Chapter VII

90 12 3
                                    


"Si kunyuk kenapa belum kemari beng?" tanya Lio sambil melempar tusuk gigi ke arah abeng.

"Kagak tau dah" ujar Abeng dengan mata masih fokus menatap layar ponsel.

"Biasanya dia udah dimari jam segini" lanjut Lio.

"Kenape?? Kangen lu" tanya Abeng lalu menaruh ponselnya di bangku warung.

"Yakali gua kangen sama batangan" ucap Lio sewot.
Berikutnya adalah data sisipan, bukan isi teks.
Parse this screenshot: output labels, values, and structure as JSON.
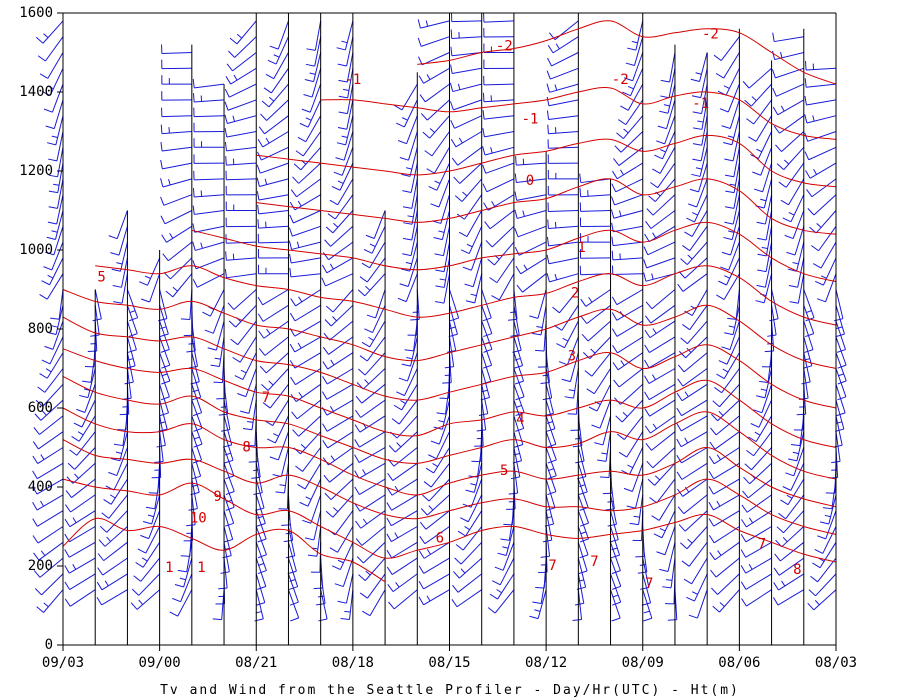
{
  "chart_data": {
    "type": "contour-and-wind-barb time-height plot",
    "caption": "Tv and Wind from the Seattle Profiler - Day/Hr(UTC) - Ht(m)",
    "x_tick_labels": [
      "09/03",
      "09/00",
      "08/21",
      "08/18",
      "08/15",
      "08/12",
      "08/09",
      "08/06",
      "08/03"
    ],
    "y_ticks": [
      0,
      200,
      400,
      600,
      800,
      1000,
      1200,
      1400,
      1600
    ],
    "ylim": [
      0,
      1600
    ],
    "profile_count": 25,
    "profiles_top_m": [
      1600,
      900,
      1100,
      1000,
      1520,
      1420,
      1600,
      1600,
      1600,
      1600,
      1100,
      1450,
      1600,
      1600,
      1600,
      1250,
      1600,
      1180,
      1600,
      1520,
      1500,
      1560,
      1480,
      1560,
      1480
    ],
    "colors": {
      "contours": "#d40000",
      "barbs": "#1a1ad8",
      "axes": "#000000"
    },
    "contour_labels": [
      {
        "text": "-1",
        "t": 9.0,
        "h": 1430
      },
      {
        "text": "-2",
        "t": 13.7,
        "h": 1515
      },
      {
        "text": "-1",
        "t": 14.5,
        "h": 1330
      },
      {
        "text": "0",
        "t": 14.5,
        "h": 1175
      },
      {
        "text": "1",
        "t": 16.1,
        "h": 1005
      },
      {
        "text": "2",
        "t": 15.9,
        "h": 890
      },
      {
        "text": "3",
        "t": 15.8,
        "h": 730
      },
      {
        "text": "4",
        "t": 14.2,
        "h": 570
      },
      {
        "text": "5",
        "t": 13.7,
        "h": 440
      },
      {
        "text": "6",
        "t": 11.7,
        "h": 270
      },
      {
        "text": "7",
        "t": 15.2,
        "h": 200
      },
      {
        "text": "7",
        "t": 16.5,
        "h": 210
      },
      {
        "text": "7",
        "t": 18.2,
        "h": 155
      },
      {
        "text": "-2",
        "t": 17.3,
        "h": 1430
      },
      {
        "text": "-2",
        "t": 20.1,
        "h": 1545
      },
      {
        "text": "-1",
        "t": 19.8,
        "h": 1370
      },
      {
        "text": "7",
        "t": 21.7,
        "h": 255
      },
      {
        "text": "8",
        "t": 22.8,
        "h": 190
      },
      {
        "text": "5",
        "t": 1.2,
        "h": 930
      },
      {
        "text": "7",
        "t": 6.3,
        "h": 625
      },
      {
        "text": "8",
        "t": 5.7,
        "h": 500
      },
      {
        "text": "9",
        "t": 4.8,
        "h": 375
      },
      {
        "text": "10",
        "t": 4.2,
        "h": 320
      },
      {
        "text": "1",
        "t": 3.3,
        "h": 195
      },
      {
        "text": "1",
        "t": 4.3,
        "h": 195
      }
    ],
    "contours": [
      [
        [
          0,
          250
        ],
        [
          1,
          320
        ],
        [
          2,
          290
        ],
        [
          3,
          300
        ],
        [
          4,
          270
        ],
        [
          5,
          240
        ],
        [
          6,
          280
        ],
        [
          7,
          290
        ],
        [
          8,
          230
        ],
        [
          9,
          210
        ],
        [
          10,
          160
        ]
      ],
      [
        [
          0,
          420
        ],
        [
          1,
          400
        ],
        [
          2,
          390
        ],
        [
          3,
          380
        ],
        [
          4,
          410
        ],
        [
          5,
          370
        ],
        [
          6,
          330
        ],
        [
          7,
          340
        ],
        [
          8,
          300
        ],
        [
          9,
          260
        ],
        [
          10,
          220
        ],
        [
          11,
          240
        ],
        [
          12,
          260
        ],
        [
          13,
          290
        ],
        [
          14,
          300
        ],
        [
          15,
          280
        ],
        [
          16,
          270
        ],
        [
          17,
          280
        ],
        [
          18,
          290
        ],
        [
          19,
          310
        ],
        [
          20,
          330
        ],
        [
          21,
          290
        ],
        [
          22,
          260
        ],
        [
          23,
          230
        ],
        [
          24,
          210
        ]
      ],
      [
        [
          0,
          520
        ],
        [
          1,
          480
        ],
        [
          2,
          470
        ],
        [
          3,
          460
        ],
        [
          4,
          470
        ],
        [
          5,
          440
        ],
        [
          6,
          410
        ],
        [
          7,
          430
        ],
        [
          8,
          400
        ],
        [
          9,
          360
        ],
        [
          10,
          330
        ],
        [
          11,
          320
        ],
        [
          12,
          340
        ],
        [
          13,
          360
        ],
        [
          14,
          370
        ],
        [
          15,
          350
        ],
        [
          16,
          350
        ],
        [
          17,
          340
        ],
        [
          18,
          350
        ],
        [
          19,
          380
        ],
        [
          20,
          420
        ],
        [
          21,
          380
        ],
        [
          22,
          330
        ],
        [
          23,
          300
        ],
        [
          24,
          280
        ]
      ],
      [
        [
          0,
          600
        ],
        [
          1,
          560
        ],
        [
          2,
          540
        ],
        [
          3,
          540
        ],
        [
          4,
          560
        ],
        [
          5,
          520
        ],
        [
          6,
          500
        ],
        [
          7,
          500
        ],
        [
          8,
          470
        ],
        [
          9,
          430
        ],
        [
          10,
          400
        ],
        [
          11,
          380
        ],
        [
          12,
          410
        ],
        [
          13,
          430
        ],
        [
          14,
          440
        ],
        [
          15,
          420
        ],
        [
          16,
          430
        ],
        [
          17,
          440
        ],
        [
          18,
          430
        ],
        [
          19,
          460
        ],
        [
          20,
          500
        ],
        [
          21,
          450
        ],
        [
          22,
          400
        ],
        [
          23,
          370
        ],
        [
          24,
          350
        ]
      ],
      [
        [
          0,
          680
        ],
        [
          1,
          640
        ],
        [
          2,
          620
        ],
        [
          3,
          610
        ],
        [
          4,
          630
        ],
        [
          5,
          590
        ],
        [
          6,
          570
        ],
        [
          7,
          560
        ],
        [
          8,
          530
        ],
        [
          9,
          500
        ],
        [
          10,
          470
        ],
        [
          11,
          460
        ],
        [
          12,
          480
        ],
        [
          13,
          500
        ],
        [
          14,
          520
        ],
        [
          15,
          500
        ],
        [
          16,
          510
        ],
        [
          17,
          540
        ],
        [
          18,
          520
        ],
        [
          19,
          560
        ],
        [
          20,
          590
        ],
        [
          21,
          540
        ],
        [
          22,
          480
        ],
        [
          23,
          440
        ],
        [
          24,
          420
        ]
      ],
      [
        [
          0,
          750
        ],
        [
          1,
          720
        ],
        [
          2,
          700
        ],
        [
          3,
          690
        ],
        [
          4,
          700
        ],
        [
          5,
          670
        ],
        [
          6,
          640
        ],
        [
          7,
          630
        ],
        [
          8,
          600
        ],
        [
          9,
          570
        ],
        [
          10,
          540
        ],
        [
          11,
          530
        ],
        [
          12,
          560
        ],
        [
          13,
          570
        ],
        [
          14,
          590
        ],
        [
          15,
          580
        ],
        [
          16,
          600
        ],
        [
          17,
          620
        ],
        [
          18,
          600
        ],
        [
          19,
          640
        ],
        [
          20,
          670
        ],
        [
          21,
          620
        ],
        [
          22,
          560
        ],
        [
          23,
          520
        ],
        [
          24,
          500
        ]
      ],
      [
        [
          0,
          830
        ],
        [
          1,
          790
        ],
        [
          2,
          780
        ],
        [
          3,
          770
        ],
        [
          4,
          780
        ],
        [
          5,
          750
        ],
        [
          6,
          720
        ],
        [
          7,
          710
        ],
        [
          8,
          690
        ],
        [
          9,
          660
        ],
        [
          10,
          630
        ],
        [
          11,
          620
        ],
        [
          12,
          640
        ],
        [
          13,
          660
        ],
        [
          14,
          680
        ],
        [
          15,
          690
        ],
        [
          16,
          720
        ],
        [
          17,
          740
        ],
        [
          18,
          700
        ],
        [
          19,
          730
        ],
        [
          20,
          760
        ],
        [
          21,
          720
        ],
        [
          22,
          660
        ],
        [
          23,
          620
        ],
        [
          24,
          600
        ]
      ],
      [
        [
          0,
          900
        ],
        [
          1,
          870
        ],
        [
          2,
          860
        ],
        [
          3,
          850
        ],
        [
          4,
          870
        ],
        [
          5,
          840
        ],
        [
          6,
          810
        ],
        [
          7,
          800
        ],
        [
          8,
          780
        ],
        [
          9,
          760
        ],
        [
          10,
          730
        ],
        [
          11,
          720
        ],
        [
          12,
          740
        ],
        [
          13,
          760
        ],
        [
          14,
          780
        ],
        [
          15,
          800
        ],
        [
          16,
          830
        ],
        [
          17,
          850
        ],
        [
          18,
          810
        ],
        [
          19,
          830
        ],
        [
          20,
          860
        ],
        [
          21,
          820
        ],
        [
          22,
          760
        ],
        [
          23,
          720
        ],
        [
          24,
          700
        ]
      ],
      [
        [
          1,
          960
        ],
        [
          2,
          950
        ],
        [
          3,
          940
        ],
        [
          4,
          960
        ],
        [
          5,
          930
        ],
        [
          6,
          910
        ],
        [
          7,
          900
        ],
        [
          8,
          880
        ],
        [
          9,
          870
        ],
        [
          10,
          850
        ],
        [
          11,
          830
        ],
        [
          12,
          840
        ],
        [
          13,
          860
        ],
        [
          14,
          880
        ],
        [
          15,
          890
        ],
        [
          16,
          920
        ],
        [
          17,
          940
        ],
        [
          18,
          910
        ],
        [
          19,
          940
        ],
        [
          20,
          960
        ],
        [
          21,
          930
        ],
        [
          22,
          870
        ],
        [
          23,
          830
        ],
        [
          24,
          810
        ]
      ],
      [
        [
          4,
          1050
        ],
        [
          5,
          1030
        ],
        [
          6,
          1010
        ],
        [
          7,
          1000
        ],
        [
          8,
          990
        ],
        [
          9,
          980
        ],
        [
          10,
          960
        ],
        [
          11,
          950
        ],
        [
          12,
          960
        ],
        [
          13,
          980
        ],
        [
          14,
          990
        ],
        [
          15,
          1000
        ],
        [
          16,
          1030
        ],
        [
          17,
          1050
        ],
        [
          18,
          1020
        ],
        [
          19,
          1050
        ],
        [
          20,
          1070
        ],
        [
          21,
          1040
        ],
        [
          22,
          980
        ],
        [
          23,
          940
        ],
        [
          24,
          920
        ]
      ],
      [
        [
          6,
          1120
        ],
        [
          7,
          1110
        ],
        [
          8,
          1100
        ],
        [
          9,
          1090
        ],
        [
          10,
          1080
        ],
        [
          11,
          1070
        ],
        [
          12,
          1080
        ],
        [
          13,
          1100
        ],
        [
          14,
          1120
        ],
        [
          15,
          1130
        ],
        [
          16,
          1160
        ],
        [
          17,
          1180
        ],
        [
          18,
          1140
        ],
        [
          19,
          1160
        ],
        [
          20,
          1180
        ],
        [
          21,
          1150
        ],
        [
          22,
          1080
        ],
        [
          23,
          1050
        ],
        [
          24,
          1040
        ]
      ],
      [
        [
          6,
          1240
        ],
        [
          7,
          1230
        ],
        [
          8,
          1220
        ],
        [
          9,
          1210
        ],
        [
          10,
          1200
        ],
        [
          11,
          1190
        ],
        [
          12,
          1200
        ],
        [
          13,
          1220
        ],
        [
          14,
          1240
        ],
        [
          15,
          1250
        ],
        [
          16,
          1270
        ],
        [
          17,
          1280
        ],
        [
          18,
          1250
        ],
        [
          19,
          1270
        ],
        [
          20,
          1290
        ],
        [
          21,
          1270
        ],
        [
          22,
          1200
        ],
        [
          23,
          1170
        ],
        [
          24,
          1160
        ]
      ],
      [
        [
          8,
          1380
        ],
        [
          9,
          1380
        ],
        [
          10,
          1370
        ],
        [
          11,
          1360
        ],
        [
          12,
          1350
        ],
        [
          13,
          1360
        ],
        [
          14,
          1370
        ],
        [
          15,
          1380
        ],
        [
          16,
          1400
        ],
        [
          17,
          1410
        ],
        [
          18,
          1370
        ],
        [
          19,
          1390
        ],
        [
          20,
          1400
        ],
        [
          21,
          1380
        ],
        [
          22,
          1320
        ],
        [
          23,
          1290
        ],
        [
          24,
          1280
        ]
      ],
      [
        [
          11,
          1470
        ],
        [
          12,
          1480
        ],
        [
          13,
          1500
        ],
        [
          14,
          1510
        ],
        [
          15,
          1530
        ],
        [
          16,
          1560
        ],
        [
          17,
          1580
        ],
        [
          18,
          1540
        ],
        [
          19,
          1550
        ],
        [
          20,
          1560
        ],
        [
          21,
          1550
        ],
        [
          22,
          1500
        ],
        [
          23,
          1450
        ],
        [
          24,
          1420
        ]
      ]
    ]
  }
}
"Ahaha.. yauda bentar gua telpon Aslan dulu" kata Abeng kembali mengotak ngatik ponselnya cepat.

"Iye-iye"

     Lio yang mulai menyulutkan api ke rokoknya terlihat santai dengan lalu lalang orang di sampingnya. Mereka berdua duduk di warung tempat nongkrong anak-anak Gang Jambe. Menikmati libur dengan bersantai sambil sesekali menyeruput kopi panas buatan Bu Itin sang pemilik warung. Tanpa mempedulikan cibiran tetangganya karena Lio merokok saat masih duduk di bangku sekolah. Karena menurutnya Rokok itu obat bersantai dari penatnya duniawi yang sangat mengintimidasi. ucapnya saat ketahuan ngerokok oleh kepala sekolah dan berakhir dengan hukuman mencuci semua kendaraan guru termasuk satpam yang sedang main Mobile Legends.

"Kagak ada jawaban" ujar Abeng kesal.

"Yauda kita kerumahnya aja yok sambil maen PS" ucap Lio usul.

"Gassss, sampe sore dah" kata Abeng sumringah.

"Bentar bayar dulu, buu... Buu itin" panggil Lio sambil mengetuk ngetuk meja dengan jarinya.

  Wanita berumur 46 tahun lebih keluar dari balik etalase berisi bungkusan rokok yang menutupinya. Dengan senyumnya yang tulus dia menyambut tatapan hangat Lio. "Iyaa?" kata Bu Itin.

"Semuanya berapa bu??" tanya Lio.

"Mmm... Kopi dua sama rokok batangan ya masing masing dua, total 18rebu" kata Bu itin dengan raut menghitung.

"Kopinya masukin ke tagihan aja dah, tanggal 12 bakal saya lunasin semuanya" kata Lio cengengesan.

"Huhh.. hutang lagi hutang lagi" kesal Bu Itin manyun.

"Saya juga bu.. hehe..." kata Abeng sambil nyengir.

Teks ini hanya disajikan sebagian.